My small town is gearing up for it's annual 4th of July Celebration.

A small parade down Main street, which unfortunately will not pass directly in front of our house. We have to walk up about a half block to get good seats. Bummer. I was hoping to be able to setup on our front porth to watch the parade. That would be too Americana for words.

C entered the 4th of July parade last year down in my in-laws small town. She won first prize with her Paul Revere-inspired costume and "yankee-doodle dandied" up bicycle that S made to look like a horse (complete with a painted up cardboard and plaster-of-paris head piece).

This year we'll just be spectators since it'll be our first fourth in our small town. Carnival, games, rides, and contests will take place at the largest park in town a few blocks away as well. C is hoping for a watermelon eating contest.

(Hold on, sarcasm coming) Weather should be nice for it.
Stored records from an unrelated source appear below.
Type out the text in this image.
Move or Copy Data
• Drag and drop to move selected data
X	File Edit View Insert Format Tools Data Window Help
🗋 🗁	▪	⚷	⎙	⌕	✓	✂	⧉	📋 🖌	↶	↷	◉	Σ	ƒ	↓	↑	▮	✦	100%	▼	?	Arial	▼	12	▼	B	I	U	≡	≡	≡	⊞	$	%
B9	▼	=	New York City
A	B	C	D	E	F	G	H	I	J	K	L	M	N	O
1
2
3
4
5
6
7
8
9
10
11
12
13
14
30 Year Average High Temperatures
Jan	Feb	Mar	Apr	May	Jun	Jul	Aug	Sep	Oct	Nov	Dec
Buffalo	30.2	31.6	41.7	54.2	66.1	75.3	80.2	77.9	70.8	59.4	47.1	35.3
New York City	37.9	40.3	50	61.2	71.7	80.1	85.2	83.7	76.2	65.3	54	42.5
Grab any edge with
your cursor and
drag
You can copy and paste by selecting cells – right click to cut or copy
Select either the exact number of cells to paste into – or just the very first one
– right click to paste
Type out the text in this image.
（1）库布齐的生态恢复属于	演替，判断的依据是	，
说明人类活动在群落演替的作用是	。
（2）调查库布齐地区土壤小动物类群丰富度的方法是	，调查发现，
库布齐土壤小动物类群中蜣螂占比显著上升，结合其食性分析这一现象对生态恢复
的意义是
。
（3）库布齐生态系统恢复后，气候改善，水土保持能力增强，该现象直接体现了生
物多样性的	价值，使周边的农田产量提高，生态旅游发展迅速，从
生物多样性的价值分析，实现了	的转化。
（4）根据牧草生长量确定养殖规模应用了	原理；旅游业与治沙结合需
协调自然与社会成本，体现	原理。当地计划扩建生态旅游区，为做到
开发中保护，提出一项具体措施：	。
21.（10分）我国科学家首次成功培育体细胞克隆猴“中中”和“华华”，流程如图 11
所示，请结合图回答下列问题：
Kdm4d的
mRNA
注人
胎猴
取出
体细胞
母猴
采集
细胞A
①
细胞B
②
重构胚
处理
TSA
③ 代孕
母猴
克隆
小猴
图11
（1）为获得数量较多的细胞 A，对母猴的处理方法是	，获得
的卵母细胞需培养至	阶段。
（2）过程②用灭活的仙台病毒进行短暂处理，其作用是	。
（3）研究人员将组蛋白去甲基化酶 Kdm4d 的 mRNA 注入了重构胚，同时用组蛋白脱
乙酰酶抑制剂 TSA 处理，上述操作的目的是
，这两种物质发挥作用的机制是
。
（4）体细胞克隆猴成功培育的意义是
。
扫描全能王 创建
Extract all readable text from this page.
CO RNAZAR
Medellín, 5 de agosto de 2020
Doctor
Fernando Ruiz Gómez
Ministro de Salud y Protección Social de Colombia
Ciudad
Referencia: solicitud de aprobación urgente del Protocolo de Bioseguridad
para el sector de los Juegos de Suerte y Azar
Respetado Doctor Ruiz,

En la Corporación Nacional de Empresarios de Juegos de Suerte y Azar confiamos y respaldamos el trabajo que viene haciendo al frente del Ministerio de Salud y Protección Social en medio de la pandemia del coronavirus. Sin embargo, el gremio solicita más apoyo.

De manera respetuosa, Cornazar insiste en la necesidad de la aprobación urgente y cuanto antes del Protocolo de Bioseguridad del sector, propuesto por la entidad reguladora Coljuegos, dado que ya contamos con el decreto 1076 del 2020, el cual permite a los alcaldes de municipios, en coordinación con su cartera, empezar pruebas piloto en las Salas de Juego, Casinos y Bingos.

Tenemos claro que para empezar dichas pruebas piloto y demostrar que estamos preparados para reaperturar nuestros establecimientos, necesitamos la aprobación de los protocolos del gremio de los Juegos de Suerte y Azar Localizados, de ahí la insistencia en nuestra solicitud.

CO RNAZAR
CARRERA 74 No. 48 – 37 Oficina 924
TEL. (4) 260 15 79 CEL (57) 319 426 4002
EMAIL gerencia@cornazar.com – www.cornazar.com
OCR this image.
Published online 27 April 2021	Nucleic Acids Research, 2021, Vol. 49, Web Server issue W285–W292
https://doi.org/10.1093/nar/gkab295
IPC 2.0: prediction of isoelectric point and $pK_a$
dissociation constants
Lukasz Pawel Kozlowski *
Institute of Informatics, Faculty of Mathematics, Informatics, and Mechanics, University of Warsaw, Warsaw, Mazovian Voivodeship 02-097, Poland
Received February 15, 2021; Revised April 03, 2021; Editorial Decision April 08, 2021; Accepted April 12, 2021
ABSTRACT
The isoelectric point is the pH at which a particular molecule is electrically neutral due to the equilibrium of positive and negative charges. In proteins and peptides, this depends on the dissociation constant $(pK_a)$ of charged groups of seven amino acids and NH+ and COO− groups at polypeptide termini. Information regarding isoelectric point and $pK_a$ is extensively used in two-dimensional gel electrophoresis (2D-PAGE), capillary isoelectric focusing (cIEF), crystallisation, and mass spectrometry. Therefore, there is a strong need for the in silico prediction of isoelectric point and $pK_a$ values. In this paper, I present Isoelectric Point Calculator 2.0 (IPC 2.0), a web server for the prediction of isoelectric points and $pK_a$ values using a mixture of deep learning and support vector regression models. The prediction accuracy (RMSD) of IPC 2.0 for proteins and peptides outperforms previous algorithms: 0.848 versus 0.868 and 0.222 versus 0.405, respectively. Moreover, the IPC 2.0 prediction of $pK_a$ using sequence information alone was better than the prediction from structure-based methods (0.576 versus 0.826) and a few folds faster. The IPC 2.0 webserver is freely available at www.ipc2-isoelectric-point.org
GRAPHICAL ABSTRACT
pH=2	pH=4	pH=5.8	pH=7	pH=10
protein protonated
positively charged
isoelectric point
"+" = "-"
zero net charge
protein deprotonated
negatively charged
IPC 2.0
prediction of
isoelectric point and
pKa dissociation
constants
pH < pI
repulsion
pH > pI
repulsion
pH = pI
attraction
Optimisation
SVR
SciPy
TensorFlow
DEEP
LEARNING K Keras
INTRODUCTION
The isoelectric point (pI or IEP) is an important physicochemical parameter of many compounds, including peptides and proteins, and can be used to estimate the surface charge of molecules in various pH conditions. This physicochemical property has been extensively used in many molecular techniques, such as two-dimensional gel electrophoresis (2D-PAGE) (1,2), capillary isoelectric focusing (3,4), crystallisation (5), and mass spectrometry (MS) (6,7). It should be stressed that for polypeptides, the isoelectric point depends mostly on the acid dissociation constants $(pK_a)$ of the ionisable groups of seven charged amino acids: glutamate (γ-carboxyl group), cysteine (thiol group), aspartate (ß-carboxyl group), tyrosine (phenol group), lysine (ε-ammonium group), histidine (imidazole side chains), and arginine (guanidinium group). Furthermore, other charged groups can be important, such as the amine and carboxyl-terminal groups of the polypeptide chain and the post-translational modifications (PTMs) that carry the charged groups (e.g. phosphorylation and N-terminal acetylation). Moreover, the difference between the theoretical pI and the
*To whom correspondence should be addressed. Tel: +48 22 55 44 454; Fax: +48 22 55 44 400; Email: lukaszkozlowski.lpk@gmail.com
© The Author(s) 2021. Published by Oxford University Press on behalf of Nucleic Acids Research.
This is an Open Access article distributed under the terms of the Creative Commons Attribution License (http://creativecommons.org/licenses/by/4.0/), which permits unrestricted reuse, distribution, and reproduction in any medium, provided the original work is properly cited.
Predicted temps will be in the high 90's with humidity in the 75% range due to a series of storms that are due to hit tonight and carry through to Saturday. Swell. Gotta make sure to "Deet'up."

To prep the city for the onslaught of visitors from the neighboring communities (25 - 50 people, maybe), the Chamber of Commerce is handing out patriotic bunting for homeowners to decorate the front of their homes with. We had our own, thanks, but if I did partake of this CofC freebie, would I have to return it....washed?

Our inflatable Uncle Sam awaits all comers to our small town festivties.

Whether he can stand up to the wind, rain, and hail of the impending storms, is yet to be seen.

1 comment:

Kenn said...

My first wife was a preacher’s kid living in Liberty, New York. The parsonage, which was next to the church, was also at the foot of a hill that went up to the oldest cemetery in the area. There were graves that went all the way back to before the war of 1812.

Every Memorial Day there was a parade that started on the other side of town, came by the parsonage and then went straight up the hill to the graveyard. There were bands, small floats and the usual collections of veterans from both the World Wars and the recent police action. There were flags, banters, uniforms and pretty girls riding and waving from the back of new convertibles.

There was also a younger brother that had his birthday on Memorial Day. The family told him, for the first years of his life, that the parade that went right by his home was in his honor. They pointed out that he was the only kid in town that had such a glorious celebration on their birthday. He was six years old before he found out the truth.

Doug was a bright kid who graduated from Arizona State with a 4.0 grade average and went on to excel in graduate school. From there he started a career as a psychoanalyst. I’ve always wondered how he turned out, and if he was successful in his career choice.

He was the biggest cynic that I have ever known in my life. I’m not sure that cynicism is a skill that would work very well in therapy. After his sixth birthday he never believed or trusted anything that anybody said to him.